2. The Board of Directors has all the powers required to manage the Company. However, the management of the
Company’s ordinary business shall generally be entrusted to the steering committees and to the management
team and the Board of Directors shall focus on establishing the Company’s general strategy and exercising general
supervisory functions. In any case, decisions on the following matters are the exclusive reserve of the Board of
Directors and may not be delegated:
a) Authorisation for issue of the financial statements, management repor t and proposed distribution of profit
and the consolidated financial statements and Group management report.
b) Appointment of directors by co-optation and proposals to the General Meeting for the appointment,
ratification, re-election or removal of directors.
c) Designation and re-election of internal positions on the Board of Directors and members of committees.
d) Establishment of the remuneration of the members of the Board of Directors, to be proposed by the
Appointments and Remuneration Committee,
e) Payment of interim dividends,
f) Announcements relating to any takeover bids launched for the securities issued by the Company.

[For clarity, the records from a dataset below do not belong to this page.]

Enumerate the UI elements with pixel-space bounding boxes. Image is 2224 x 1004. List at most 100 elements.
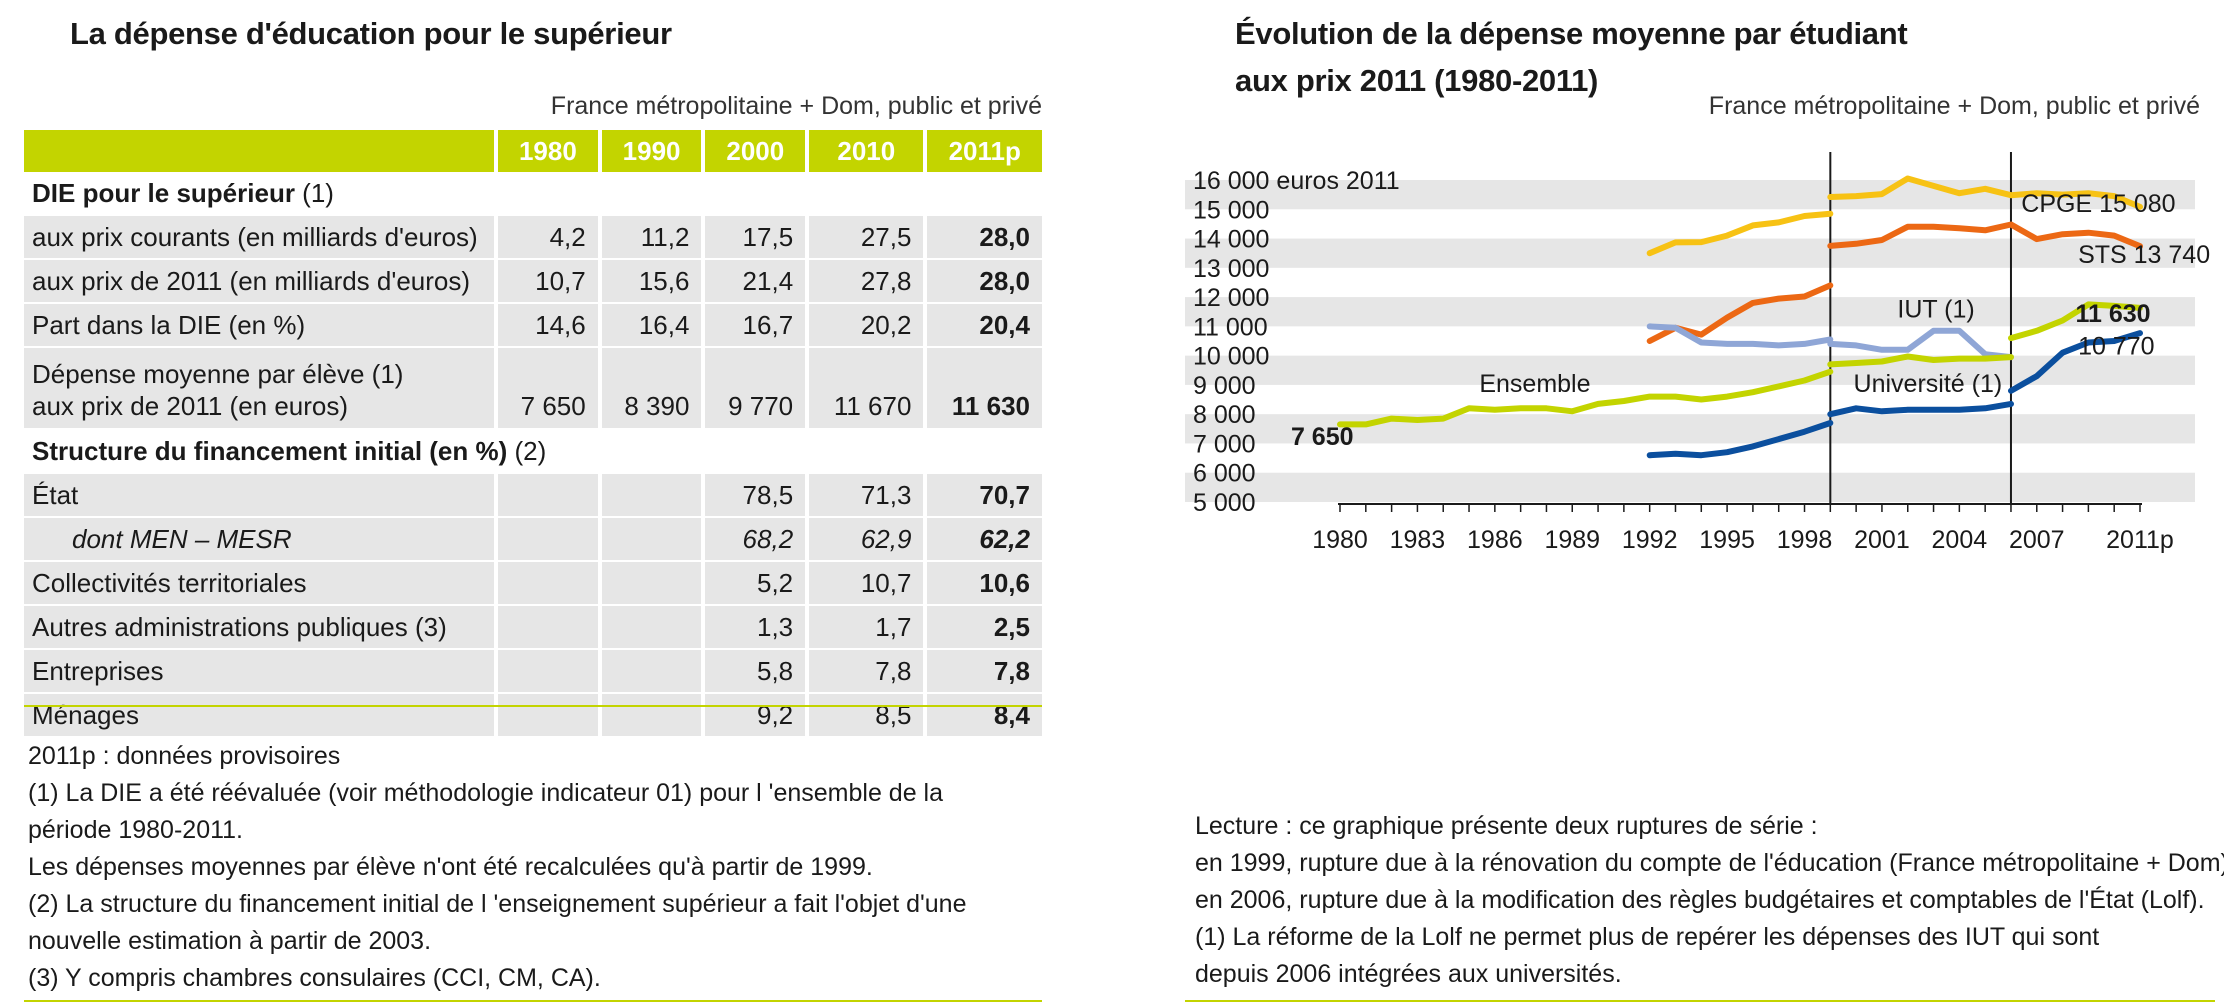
table-cell — [494, 605, 600, 650]
footnote-line: Les dépenses moyennes par élève n'ont ét… — [28, 853, 873, 881]
table-cell: 27,5 — [805, 215, 926, 260]
data-label: IUT (1) — [1897, 296, 1974, 324]
y-tick-label: 6 000 — [1193, 460, 1256, 488]
grid-band — [1185, 297, 2195, 327]
series-line-ensemble — [2008, 301, 2143, 342]
series-line-universit — [1827, 400, 2014, 418]
row-label: Part dans la DIE (en %) — [24, 303, 496, 348]
y-tick-label: 10 000 — [1193, 343, 1269, 371]
table-cell: 5,2 — [701, 561, 808, 606]
row-label: aux prix courants (en milliards d'euros) — [24, 215, 496, 260]
col-header: 1990 — [597, 130, 704, 172]
series-line-cpge — [1646, 210, 1834, 257]
table-cell: 21,4 — [701, 259, 808, 304]
table-cell: 7,8 — [805, 649, 926, 694]
row-label: Collectivités territoriales — [24, 561, 496, 606]
x-tick-label: 1995 — [1699, 526, 1755, 554]
row-label: État — [24, 473, 496, 518]
table-cell: 10,7 — [805, 561, 926, 606]
table-cell: 20,2 — [805, 303, 926, 348]
table-bottom-rule — [24, 705, 1042, 707]
table-cell: 11 630 — [923, 347, 1042, 430]
row-label-line: Dépense moyenne par élève (1) — [32, 359, 404, 389]
right-bottom-rule — [1185, 1000, 2215, 1002]
data-label: CPGE 15 080 — [2021, 190, 2175, 218]
table-row: aux prix de 2011 (en milliards d'euros) 1… — [24, 259, 1042, 304]
section-note: (1) — [294, 177, 334, 208]
x-tick-label: 1986 — [1467, 526, 1523, 554]
footnote-line: en 1999, rupture due à la rénovation du … — [1195, 849, 2224, 877]
row-label: Entreprises — [24, 649, 496, 694]
left-subtitle: France métropolitaine + Dom, public et p… — [550, 92, 1042, 120]
table-cell: 9,2 — [701, 693, 808, 738]
y-tick-label: 16 000 euros 2011 — [1193, 167, 1400, 195]
table-cell: 5,8 — [701, 649, 808, 694]
section-note: (2) — [507, 435, 547, 466]
data-label: Ensemble — [1479, 370, 1590, 398]
table-section-row: DIE pour le supérieur (1) — [24, 172, 1042, 216]
y-tick-label: 14 000 — [1193, 226, 1269, 254]
footnote-line: période 1980-2011. — [28, 816, 243, 844]
section-label: DIE pour le supérieur (1) — [24, 172, 1042, 216]
left-bottom-rule — [24, 1000, 1042, 1002]
right-title: Évolution de la dépense moyenne par étud… — [1235, 10, 1908, 104]
table-cell: 8,4 — [923, 693, 1042, 738]
table-cell: 10,6 — [923, 561, 1042, 606]
table-row: État 78,5 71,3 70,7 — [24, 473, 1042, 518]
right-footnotes: Lecture : ce graphique présente deux rup… — [1195, 808, 2224, 993]
footnote-line: Lecture : ce graphique présente deux rup… — [1195, 812, 1818, 840]
table-row: dont MEN – MESR 68,2 62,9 62,2 — [24, 517, 1042, 562]
left-title: La dépense d'éducation pour le supérieur — [70, 16, 672, 51]
table-cell: 78,5 — [701, 473, 808, 518]
data-label: 11 630 — [2075, 300, 2150, 328]
col-header: 2000 — [701, 130, 808, 172]
table-cell: 20,4 — [923, 303, 1042, 348]
table-row: Autres administrations publiques (3) 1,3 1… — [24, 605, 1042, 650]
y-tick-label: 8 000 — [1193, 401, 1256, 429]
table-cell: 14,6 — [494, 303, 600, 348]
table-cell: 27,8 — [805, 259, 926, 304]
x-tick-label: 2011p — [2106, 526, 2174, 554]
footnote-line: (2) La structure du financement initial … — [28, 890, 967, 918]
x-tick-label: 2001 — [1854, 526, 1910, 554]
y-tick-label: 11 000 — [1193, 313, 1268, 341]
table-body: DIE pour le supérieur (1) aux prix couran… — [24, 172, 1042, 738]
table-cell — [597, 517, 704, 562]
footnote-line: depuis 2006 intégrées aux universités. — [1195, 960, 1622, 988]
table-cell: 1,7 — [805, 605, 926, 650]
table-cell: 10,7 — [494, 259, 600, 304]
y-tick-label: 12 000 — [1193, 284, 1269, 312]
series-line-ensemble — [1337, 368, 1834, 428]
row-label: dont MEN – MESR — [24, 517, 496, 562]
col-header: 1980 — [494, 130, 600, 172]
grid-band — [1185, 472, 2195, 502]
table-cell: 70,7 — [923, 473, 1042, 518]
y-tick-label: 13 000 — [1193, 255, 1269, 283]
col-header: 2010 — [805, 130, 926, 172]
table-cell — [597, 605, 704, 650]
table-cell: 62,2 — [923, 517, 1042, 562]
right-subtitle: France métropolitaine + Dom, public et p… — [1708, 92, 2200, 120]
y-tick-label: 9 000 — [1193, 372, 1256, 400]
table-cell: 15,6 — [597, 259, 704, 304]
table-cell — [494, 649, 600, 694]
x-tick-label: 1992 — [1622, 526, 1678, 554]
table-row: Part dans la DIE (en %) 14,6 16,4 16,7 20,2 2… — [24, 303, 1042, 348]
expenditure-table: 1980 1990 2000 2010 2011p DIE pour le su… — [24, 130, 1042, 738]
row-label: Dépense moyenne par élève (1) aux prix de… — [24, 347, 496, 430]
table-cell: 9 770 — [701, 347, 808, 430]
table-cell — [597, 649, 704, 694]
table-cell: 2,5 — [923, 605, 1042, 650]
table-cell: 4,2 — [494, 215, 600, 260]
table-row: Entreprises 5,8 7,8 7,8 — [24, 649, 1042, 694]
row-label: aux prix de 2011 (en milliards d'euros) — [24, 259, 496, 304]
table-cell: 68,2 — [701, 517, 808, 562]
x-tick-label: 1980 — [1312, 526, 1368, 554]
table-cell: 8 390 — [597, 347, 704, 430]
row-label-line: aux prix de 2011 (en euros) — [32, 391, 349, 421]
table-cell: 16,4 — [597, 303, 704, 348]
footnote-line: 2011p : données provisoires — [28, 742, 341, 770]
data-label: 7 650 — [1291, 423, 1354, 451]
table-section-row: Structure du financement initial (en %) … — [24, 429, 1042, 474]
series-line-iut — [1646, 323, 1834, 349]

g) Approval and amendment of the Board of Directors’ Regulations governing internal organisation and
functions.
h) Authorisation for issuance of the annual Corporate Governance Repor t.
i) Exercise of the powers delegated by the shareholders in general meeting when powers of substitution
have not been established and the performance of any duties entrusted by the shareholders in general
meeting.
j) Conclusion of any agreement or establishment of any legal relationship between the Company and any
shareholders (or companies belonging to the same group as the shareholder) with ownership interests of
over five per cent and of an amount in excess of EUR 13,000,000.
k) Conclusion of any agreement or establishment of any legal relationship between the Company and any
third party valued at over EUR 80,000,000.
l) Approval of annual budgets and, if applicable, strategic plans.
m) Oversight of investing and financing policy.
n) Oversight of the shareholder structure of the Mediaset Group.
o) Approval of corporate governance policy.
p) Oversight of corporate social responsibility policy.
q) Approval of the remuneration policy for executive directors for their executive functions and the main
terms that their contracts must fulfil.